The results of this study suggest that Claude Pro and ChatGPT 4.0 are highly capable of providing accurate and comprehensive support for the clinical management of wasp stings, particularly in complex decision-making scenarios. These findings support the increasing role of AI in emergency and toxicological medicine and suggest that the choice of AI tool should be based on the specific needs of the clinical situation, ensuring that the most appropriate model is selected for different health care applications.

摘要

背景

黄蜂蜇伤是世界上许多地区，特别是热带和亚热带地区的一个重大公共卫生问题。黄蜂毒液含有多种生物活性化合物，可导致广泛的临床效应，从轻微的局部疼痛和肿胀到严重的、危及生命的过敏反应，如过敏症。随着人工智能（AI）技术的迅速发展，大语言模型（LLMs）越来越多地应用于医疗保健领域，包括急诊医学和毒理学。这些模型有潜力协助医疗保健专业人员做出快速且明智的临床决策。本研究旨在评估4种领先的大语言模型——文心一言3.5（百度）、文心一言4.0（百度）、Claude Pro（Anthropic）和ChatGPT 4.0——在处理黄蜂蜇伤病例方面的表现，重点关注其准确性、全面性和决策能力。

目的

本研究的目的是系统评估和比较这4种大语言模型在黄蜂蜇伤处理方面的能力。这包括分析它们对一系列标准化问题和实际临床场景的回答。该研究旨在确定哪种大语言模型为黄蜂蜇伤的处理提供最准确、完整且与临床相关的信息。

方法

本研究采用横断面设计，创建了50个标准化问题，涵盖黄蜂蜇伤处理的10个关键领域，以及20个实际临床病例场景。

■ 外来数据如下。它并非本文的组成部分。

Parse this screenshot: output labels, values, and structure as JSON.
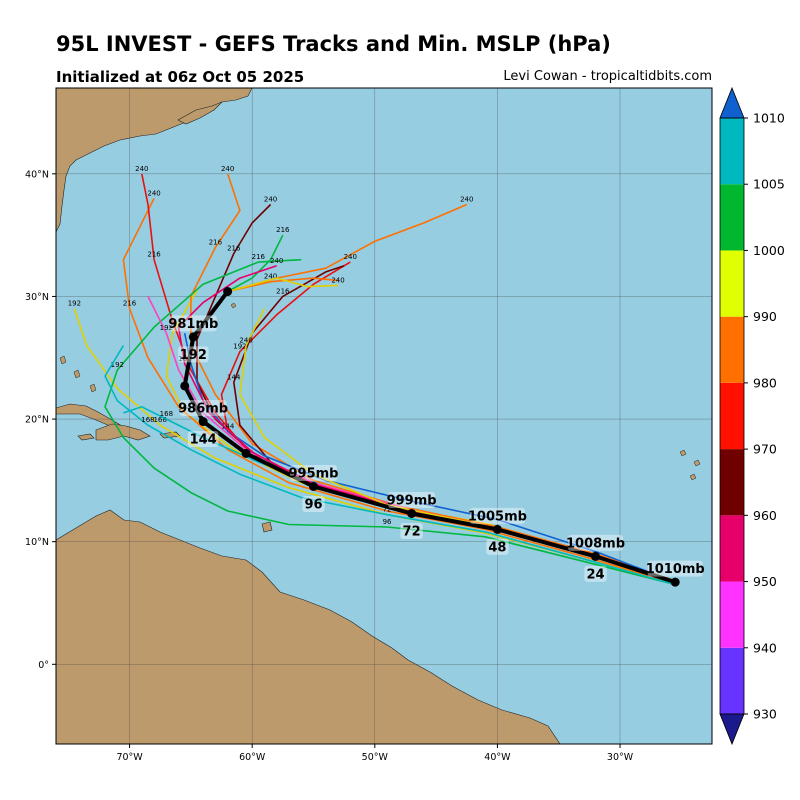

4种大语言模型的回答由8位领域专家独立评估，专家根据准确性、完整性和在临床决策中的有用性，采用5点李克特量表对其进行评分。使用Wilcoxon符号秩检验对模型之间进行统计比较，并使用肯德尔和谐系数评估专家评分的一致性。

结果

Claude Pro在5分制中获得了最高平均分4.7（标准差0.603），紧随其后的是ChatGPT 4.0，得分为4.5。文心一言4.0和文心一言^{3.5}的平均分分别为4（标准差0.600）和3.8。在分析20个复杂临床病例时，Claude Pro显著优于文心一言3.5，特别是在处理并发症和评估反应严重程度等方面（P<0.001）。专家评分显示出中度一致性（肯德尔W=0.67），表明评估一直是可靠的。